At 5:11 PM, Blogger The Buffalo In The Midst said...

Speaking of Republicans...

Soldiers died while Kyle "Dusty" Foggo prospered.

Water deal illuminates secret contracts

By KATHERINE SHRADER and ALLISON HOFFMAN, Associated Press Writers
2 hours, 22 minutes ago

AP - CIA officers operating in northern Iraq bought drinking water from a bottling plant there for years prior to the 2003 invasion that ousted Saddam Hussein.

That changed soon afterward. A CIA officer handling logistics for the Middle East and other regions recommended that an American company provide water and other supplies, according to former government officials.

The U.S. contractor that benefited from the multimillion-dollar deal wasn't just anyone. The company had personal ties to the officer, Kyle "Dusty" Foggo, who would soon leave his logistics post in Frankfurt, Germany, and move to Washington to become the CIA's third-ranking official.

[More:]

 
At 7:36 PM, Blogger T. Koch said...

A couple of weeks ago, I listened to a radio report about alleged tensions in Syria due to Shiites building "more and more shrines" in the country. Shiites backed by the Alawi elite distrusted by the ordinary people, the report claimed. I thought the elite was primarily baathist, which is reflected in Iraqi officials' statements who estimate that "half the Sunni militants behind the bombings in Iraq had arrived through neighbouring Syria." Apparently, Kuwait and the Emirates share a common border with Syria... Joking aside, the The National Intelligence Estimate states that "outside actors" are not a "major driver of violence" inside Iraq.

 
At 12:21 AM, Blogger InplainviewMonitor said...
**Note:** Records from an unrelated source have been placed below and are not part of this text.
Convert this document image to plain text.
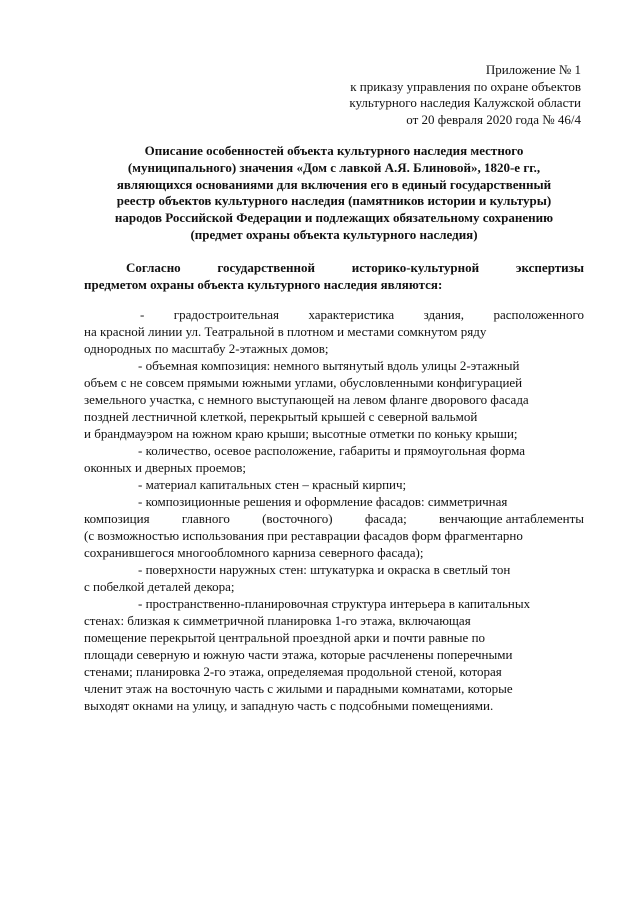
Приложение № 1
к приказу управления по охране объектов
культурного наследия Калужской области
от 20 февраля 2020 года № 46/4
Описание особенностей объекта культурного наследия местного
(муниципального) значения «Дом с лавкой А.Я. Блиновой», 1820-е гг.,
являющихся основаниями для включения его в единый государственный
реестр объектов культурного наследия (памятников истории и культуры)
народов Российской Федерации и подлежащих обязательному сохранению
(предмет охраны объекта культурного наследия)
Согласно	государственной	историко-культурной	экспертизы
предметом охраны объекта культурного наследия являются:
- градостроительная характеристика здания, расположенного
на красной линии ул. Театральной в плотном и местами сомкнутом ряду
однородных по масштабу 2-этажных домов;
- объемная композиция: немного вытянутый вдоль улицы 2-этажный
объем с не совсем прямыми южными углами, обусловленными конфигурацией
земельного участка, с немного выступающей на левом фланге дворового фасада
поздней лестничной клеткой, перекрытый крышей с северной вальмой
и брандмауэром на южном краю крыши; высотные отметки по коньку крыши;
- количество, осевое расположение, габариты и прямоугольная форма
оконных и дверных проемов;
- материал капитальных стен – красный кирпич;
- композиционные решения и оформление фасадов: симметричная
композиция главного (восточного) фасада; венчающие антаблементы
(с возможностью использования при реставрации фасадов форм фрагментарно
сохранившегося многообломного карниза северного фасада);
- поверхности наружных стен: штукатурка и окраска в светлый тон
с побелкой деталей декора;
- пространственно-планировочная структура интерьера в капитальных
стенах: близкая к симметричной планировка 1-го этажа, включающая
помещение перекрытой центральной проездной арки и почти равные по
площади северную и южную части этажа, которые расчленены поперечными
стенами; планировка 2-го этажа, определяемая продольной стеной, которая
членит этаж на восточную часть с жилыми и парадными комнатами, которые
выходят окнами на улицу, и западную часть с подсобными помещениями.
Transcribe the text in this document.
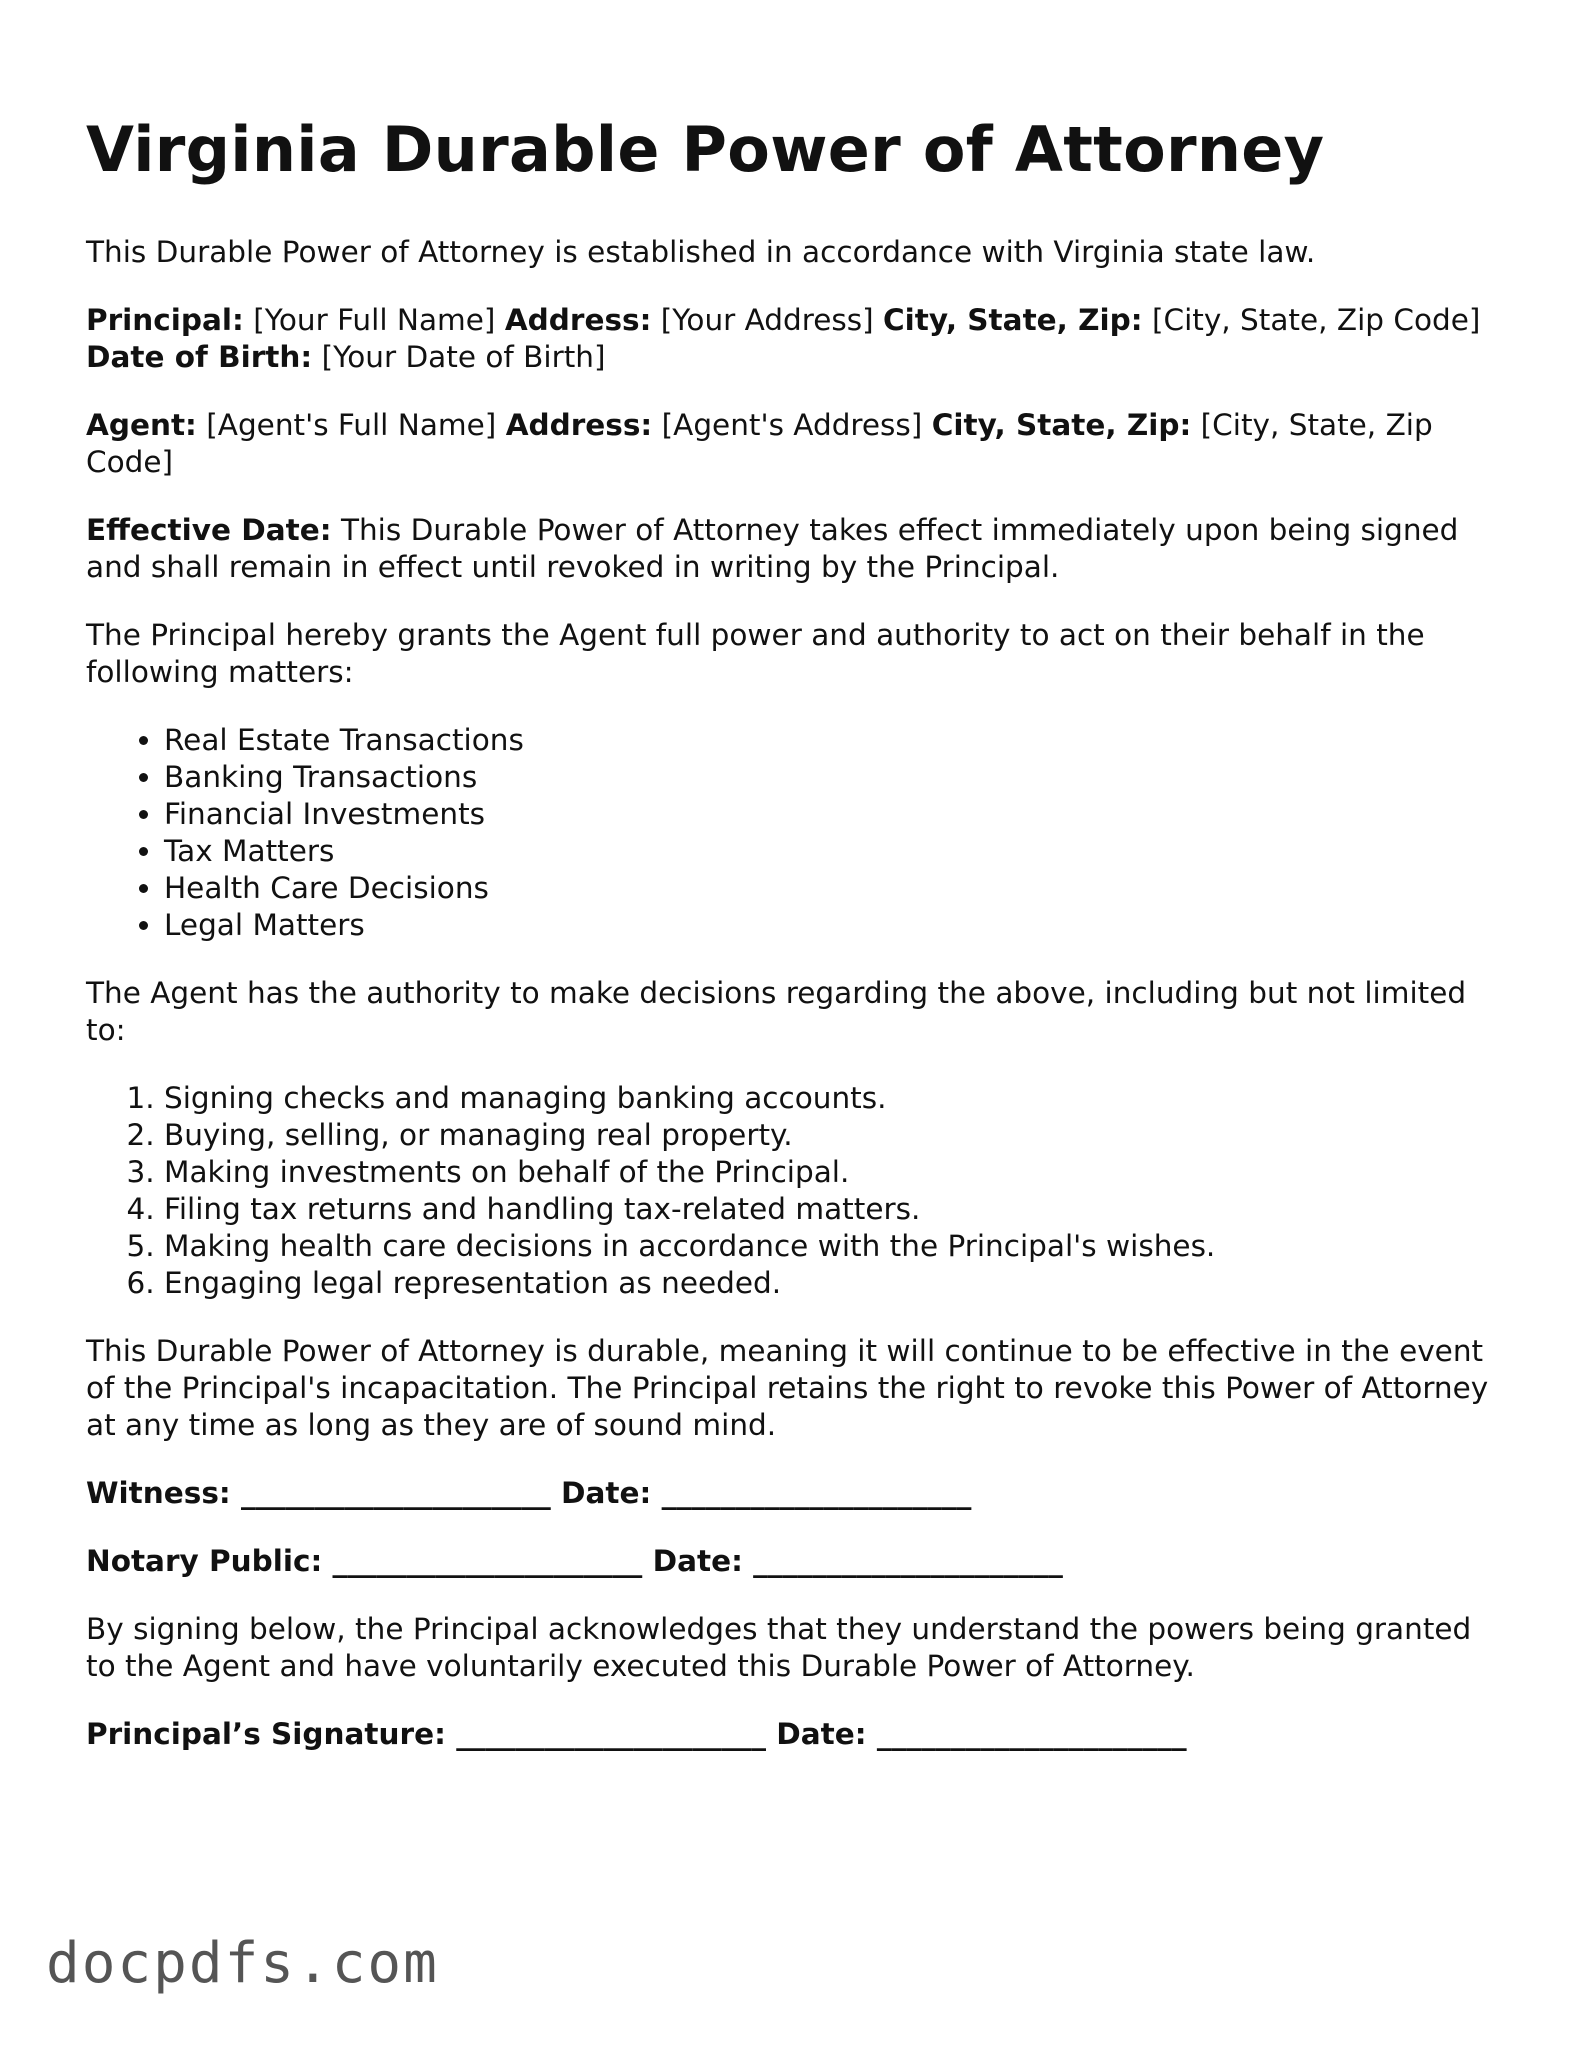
Virginia Durable Power of Attorney

This Durable Power of Attorney is established in accordance with Virginia state law.

Principal: [Your Full Name] Address: [Your Address] City, State, Zip: [City, State, Zip Code] Date of Birth: [Your Date of Birth]

Agent: [Agent's Full Name] Address: [Agent's Address] City, State, Zip: [City, State, Zip Code]

Effective Date: This Durable Power of Attorney takes effect immediately upon being signed and shall remain in effect until revoked in writing by the Principal.

The Principal hereby grants the Agent full power and authority to act on their behalf in the following matters:

• Real Estate Transactions
• Banking Transactions
• Financial Investments
• Tax Matters
• Health Care Decisions
• Legal Matters

The Agent has the authority to make decisions regarding the above, including but not limited to:

1. Signing checks and managing banking accounts.
2. Buying, selling, or managing real property.
3. Making investments on behalf of the Principal.
4. Filing tax returns and handling tax-related matters.
5. Making health care decisions in accordance with the Principal's wishes.
6. Engaging legal representation as needed.

This Durable Power of Attorney is durable, meaning it will continue to be effective in the event of the Principal's incapacitation. The Principal retains the right to revoke this Power of Attorney at any time as long as they are of sound mind.

Witness: _____________________ Date: _____________________

Notary Public: _____________________ Date: _____________________

By signing below, the Principal acknowledges that they understand the powers being granted to the Agent and have voluntarily executed this Durable Power of Attorney.

Principal’s Signature: _____________________ Date: _____________________

docpdfs.com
Another turn of the ME screw

Recent abduction of the Iranian diplomat in Baghdad is yet another step in the escalation of US-Iranian tensions. Since this unfortunate event immediately follows the arrest of Iranian officials in the Iraqi Kurdish area and Administration's anti-Iranian posturing, it is perfectly natural that Iranians use it as an opportunity for fierce anti-US rhetoric.

The problem is, US/UK media use to represent Ahmadinejad as some sort of unpredictable maniac who does not really represent the Iranian public opinion and even the official line. However, the reality behind this self-defeating delusion is that the Khomeinists succeeded in adapting the Israeli model of essentially religious revolutionary movement for the needs of radical Shiite Islam.

What happens is that, like in Israel, endless clashes between different Khomeinist factions have nothing to do with to weakness on the enemies. Quite on the contrary, this way they develop the best strategy to achieve their goals.

Apparently, the Iranians have no need to respond by force to each and every neoconservative provocation. This time, it suffices to accuse the occupation forces of violating the international law and orchestrating the diplomat's abduction. Sadly, but quite predictably, the brand neoconservative contempt for international law strikes back.

 
At 5:01 PM, Blogger Daryoush said...

I find the Jamal Jafaar Mohammed story rather suspicious too.

Check out this on CNN

http://www.cnn.com/2007/WORLD/meast/02/05/iraq.lawmaker/

What is it with the picture? Don't they have the current picture of the Iraqi parliament member?